Uğur Dündar, Yeşilköy’de bulunan Çınar Otel’de cankurtaran olarak çalıştığı hakkındaki açıklamasını Oda Tv’ye yapmıştı.

Duayen gazeteci Çınar Otel’de çalıştığı o dönemle ilgili anları da şu sözlerle anlatmıştı:

‘Yıl 1961. 18 yaşında, filinta gibi bir delikanlıyım. Bir yandan okul masraflarımı karşılamak, diğer yandan aile bütçemize katkı sağlamak için yazları çalışmaya karar verdim. Gazete ilanlarına bakarken, Yeşilköy Sahili’ndeki ünlü Çınar Oteli’ne cankurtaran arandığını gördüm. ‘İşte tam bana göre bir iş’ diye düşündüm. Belirtilen gün ve saatte heyecanla otele gittim. Karşıma emekli bir albay olan personel müdürü çıktı. Cankurtaran adaylarına sınavı o yapacaktı. Mayıs başıydı, hava serin, deniz soğuktu. Sekiz cankurtaran adayı, mayolarımızı giyip, iskelede hizaya girdik.’

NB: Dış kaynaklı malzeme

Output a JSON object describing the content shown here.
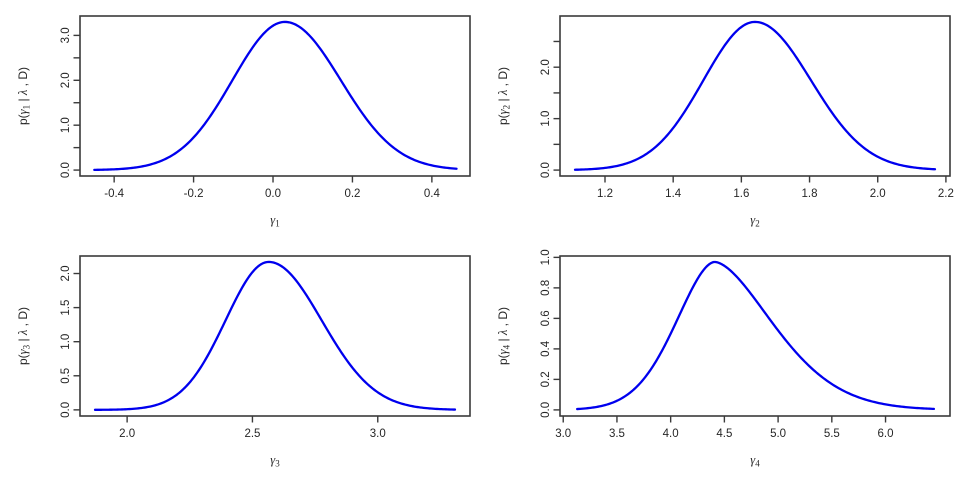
{
  "figure": {
    "background": "#ffffff",
    "curve_color": "#0000EE",
    "axis_color": "#3a3a3a",
    "text_color": "#262626",
    "rows": 2,
    "cols": 2
  },
  "chart_data": [
    {
      "type": "line",
      "id": "gamma1",
      "title": "",
      "xlabel": {
        "base": "γ",
        "sub": "1"
      },
      "ylabel": {
        "p_open": "p(",
        "gamma": "γ",
        "sub": "1",
        "mid": " | ",
        "lambda": "λ",
        "close": " , D)"
      },
      "x_usr": [
        -0.486,
        0.496
      ],
      "y_usr": [
        -0.132,
        3.432
      ],
      "x_ticks": [
        {
          "v": -0.4,
          "label": "-0.4"
        },
        {
          "v": -0.2,
          "label": "-0.2"
        },
        {
          "v": 0.0,
          "label": "0.0"
        },
        {
          "v": 0.2,
          "label": "0.2"
        },
        {
          "v": 0.4,
          "label": "0.4"
        }
      ],
      "y_ticks": [
        {
          "v": 0.0,
          "label": "0.0"
        },
        {
          "v": 0.5,
          "label": ""
        },
        {
          "v": 1.0,
          "label": "1.0"
        },
        {
          "v": 1.5,
          "label": ""
        },
        {
          "v": 2.0,
          "label": "2.0"
        },
        {
          "v": 2.5,
          "label": ""
        },
        {
          "v": 3.0,
          "label": "3.0"
        }
      ],
      "density": {
        "mode": 0.03,
        "peak": 3.3,
        "s_left": 0.187,
        "p_left": 2.0,
        "s_right": 0.199,
        "p_right": 2.0,
        "x_min": -0.45,
        "x_max": 0.462
      }
    },
    {
      "type": "line",
      "id": "gamma2",
      "title": "",
      "xlabel": {
        "base": "γ",
        "sub": "2"
      },
      "ylabel": {
        "p_open": "p(",
        "gamma": "γ",
        "sub": "2",
        "mid": " | ",
        "lambda": "λ",
        "close": " , D)"
      },
      "x_usr": [
        1.068,
        2.212
      ],
      "y_usr": [
        -0.115,
        2.995
      ],
      "x_ticks": [
        {
          "v": 1.2,
          "label": "1.2"
        },
        {
          "v": 1.4,
          "label": "1.4"
        },
        {
          "v": 1.6,
          "label": "1.6"
        },
        {
          "v": 1.8,
          "label": "1.8"
        },
        {
          "v": 2.0,
          "label": "2.0"
        },
        {
          "v": 2.2,
          "label": "2.2"
        }
      ],
      "y_ticks": [
        {
          "v": 0.0,
          "label": "0.0"
        },
        {
          "v": 0.5,
          "label": ""
        },
        {
          "v": 1.0,
          "label": "1.0"
        },
        {
          "v": 1.5,
          "label": ""
        },
        {
          "v": 2.0,
          "label": "2.0"
        },
        {
          "v": 2.5,
          "label": ""
        }
      ],
      "density": {
        "mode": 1.64,
        "peak": 2.88,
        "s_left": 0.214,
        "p_left": 2.0,
        "s_right": 0.232,
        "p_right": 2.0,
        "x_min": 1.112,
        "x_max": 2.168
      }
    },
    {
      "type": "line",
      "id": "gamma3",
      "title": "",
      "xlabel": {
        "base": "γ",
        "sub": "3"
      },
      "ylabel": {
        "p_open": "p(",
        "gamma": "γ",
        "sub": "3",
        "mid": " | ",
        "lambda": "λ",
        "close": " , D)"
      },
      "x_usr": [
        1.812,
        3.368
      ],
      "y_usr": [
        -0.09,
        2.257
      ],
      "x_ticks": [
        {
          "v": 2.0,
          "label": "2.0"
        },
        {
          "v": 2.5,
          "label": "2.5"
        },
        {
          "v": 3.0,
          "label": "3.0"
        }
      ],
      "y_ticks": [
        {
          "v": 0.0,
          "label": "0.0"
        },
        {
          "v": 0.5,
          "label": "0.5"
        },
        {
          "v": 1.0,
          "label": "1.0"
        },
        {
          "v": 1.5,
          "label": "1.5"
        },
        {
          "v": 2.0,
          "label": "2.0"
        }
      ],
      "density": {
        "mode": 2.565,
        "peak": 2.17,
        "s_left": 0.243,
        "p_left": 2.0,
        "s_right": 0.298,
        "p_right": 2.0,
        "x_min": 1.872,
        "x_max": 3.308
      }
    },
    {
      "type": "line",
      "id": "gamma4",
      "title": "",
      "xlabel": {
        "base": "γ",
        "sub": "4"
      },
      "ylabel": {
        "p_open": "p(",
        "gamma": "γ",
        "sub": "4",
        "mid": " | ",
        "lambda": "λ",
        "close": " , D)"
      },
      "x_usr": [
        2.97,
        6.6
      ],
      "y_usr": [
        -0.04,
        1.009
      ],
      "x_ticks": [
        {
          "v": 3.0,
          "label": "3.0"
        },
        {
          "v": 3.5,
          "label": "3.5"
        },
        {
          "v": 4.0,
          "label": "4.0"
        },
        {
          "v": 4.5,
          "label": "4.5"
        },
        {
          "v": 5.0,
          "label": "5.0"
        },
        {
          "v": 5.5,
          "label": "5.5"
        },
        {
          "v": 6.0,
          "label": "6.0"
        }
      ],
      "y_ticks": [
        {
          "v": 0.0,
          "label": "0.0"
        },
        {
          "v": 0.2,
          "label": "0.2"
        },
        {
          "v": 0.4,
          "label": "0.4"
        },
        {
          "v": 0.6,
          "label": "0.6"
        },
        {
          "v": 0.8,
          "label": "0.8"
        },
        {
          "v": 1.0,
          "label": "1.0"
        }
      ],
      "density": {
        "mode": 4.41,
        "peak": 0.97,
        "s_left": 0.515,
        "p_left": 1.8,
        "s_right": 0.783,
        "p_right": 1.68,
        "x_min": 3.13,
        "x_max": 6.45
      }
    }
  ]
}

“Müdür hedefi gösterdi ve yarış başladı, açıktaki dubaya boy farkıyla ilk ulaşan ben oldum. İkinci sınav dalıştı. Bu sınavı da kazandım ve otelin cankurtaranı seçildim ‘Hayatımın en güzel yazları’ (1961 ve 62) olarak hafızama yerleşen günler böyle başladı.”

‘Hem okuyor hem de çalışıyordum. Benim için çok önemli bir şeydi bu. Daha o zamanlar hayat kurtarmayı benimsemiştim. İlk mesleğim; insanların canını kurtarmak üzerineydi.’